Is “Breastmilk” Jaundice Crap?
Jaundice is very common among newborns. During my prenatal class, the lactation consultant has prepared me for handling breastfeeding and jaundice. I was glad to have read “Jaundice in the Breastfed Baby” by Anne Smith, IBCLC. The article explains the various types of jaundice and supports the case for continued breastfeeding. I love her conclusion:
In most cases, jaundice is a normal, possibly even beneficial process that can be managed without interrupting breastfeeding. The treatment for physiologic jaundice is more breastfeeding rather than less, and sick babies with pathologic jaundice need breastmilk even more than healthy babies. Even in rare cases where the jaundice is caused by the breastfeeding, there is no reason to wean and every reason to continue giving your baby the best possible nourishment – mother’s milk.
A renowned doctor, Dr. Jack Newman, states the following in Breastfeeding and Jaundice:
There is not one bit of evidence that this [so-called breastmilk] jaundice causes any problem at all for the baby.
Do not stop breastfeeding for “breastmilk” jaundice.
When breastfed newborns get jaundice for a more prolonged period (past 2 to 3 weeks), some paediatricians start to point their fingers at breastfeeding as the cause, citing the so-called breastmilk jaundice. While these doctors know how to ask mums to stop breastfeeding temporarily, hardly any advice is provided on how to maintain the milk supply or prevent nipple confusion. In the end, babies could lose their once in a lifetime chance to be breastfed exclusively up to the period the mum originally intended.

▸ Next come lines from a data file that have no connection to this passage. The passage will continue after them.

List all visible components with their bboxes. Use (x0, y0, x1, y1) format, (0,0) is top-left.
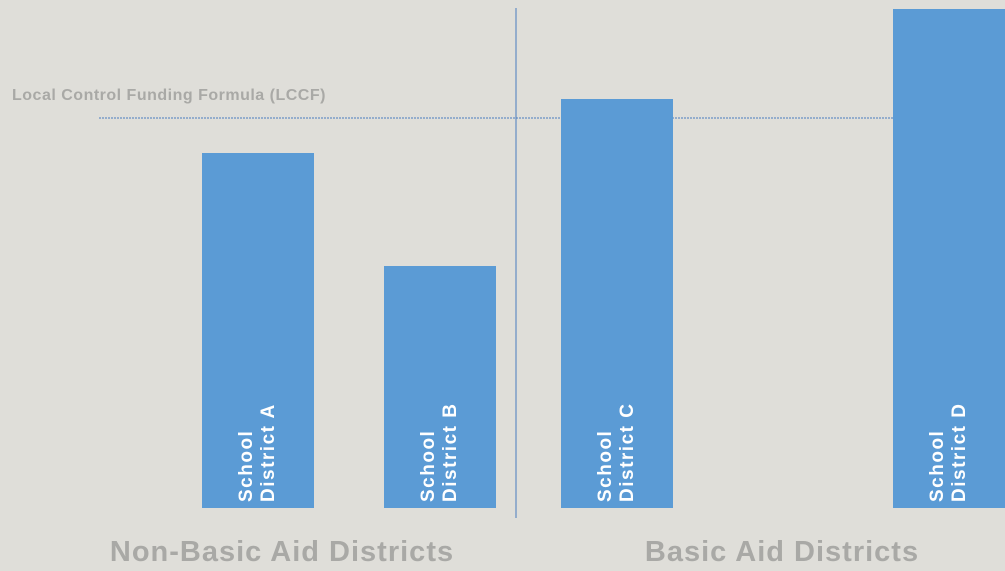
bar: School District A (202, 153, 314, 508)
bar: School District B (384, 266, 496, 508)
reference-label: Local Control Funding Formula (LCCF) (12, 87, 326, 104)
bar: School District D (893, 8, 1005, 508)
group-label: Non-Basic Aid Districts (109, 536, 455, 568)
group-label: Basic Aid Districts (644, 536, 920, 568)
bar-label: School District D (927, 402, 970, 502)
bar-label: School District B (418, 402, 461, 502)
bar: School District C (561, 98, 673, 508)
bar-label: School District C (595, 402, 638, 502)
bar-label: School District A (236, 403, 279, 502)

CASE #1: Some months back, a friend’s baby’s paediatrician said that her newborn had breastmilk jaundice and was advised to stop breastfeeding and use formula-milk feeding for one week. She was not advised to express milk round the clock, so she expressed only when her breasts are full. Within a few days, her milk supply reduced drastically and was difficult to raise. She gave up breastfeeding. Original intention: breastfeed up to 6 months or more.
My thoughts: I deduce that the paediatrician is not pro-breastfeeding; instead likely a full supporter of formula milk. How do I know? I brought Vee to his clinic once, went to its storage area to breastfeed him and saw this HUGE shelf filled with tins and packets of formula milk! For a moment, I thought I was at a supermarket!
CASE #2: Another friend just said her baby’s paediatrician suggested breastmilk jaundice since no other cause could be determined. He even bluntly said it could be due to her “poor quality milk”!
My thoughts: I never knew that formula milk could be of “higher” quality than breastmilk. Excuse me, Dr., didn’t medical school teach you that breastmilk is nature’s PERFECT food for young homo sapiens?
Our Experience With Jaundice Handled By A Pro-Breastfeeding Paediatrician
Fortunately, our journey started right — we were recommended a pro-breastfeeding paediatrician. On Day 9, Vee became sleepy and looked yellowish. We brought him to the paediatrician for a check and his level was 354. The doctor advised hospitalisation for phototherapy.
We managed to grab a family room so that I could stay with Vee and keep breastfeeding him. The paediatrician was very encouraging and assured me that breastfeeding helps baby to pass lots of yellowish stool, which would eventually bring the jaundice level down.
The next morning, his level was down to 233, still high but phototherapy was no longer necessary. We went home, continued breastfeeding him and true to the doctor’s words, his jaundice went away after a few more weeks.
How to Avoid “Breastmilk”Jaundice Crap?
In my article “Breastfeeding: Top 8 Mistakes to Avoid“, mistake #7 includes lack of professional support. Misinformed advice by people of authority could break a budding breastfeeding relationship or burst a new Mum’s morale.
In Vee’s first year of life, we visited the paediatrician for tonnes of reasons (thanks to his super-anxious first-time parents) — jaundice, runny nose, swell near the anal opening, eczema, fever, etc. The doctor was always supportive of breastfeeding and found ways to help Vee get better without interrupting breastfeeding.
If you are determined to breastfeed, then seek out a paediatrician who is supportive of breastfeeding. If breastfeeding really needs to be interrupted, get advice from a qualified lactation consultant on maintaining milk supply and preventing nipple confusion. Your baby will thank you for this.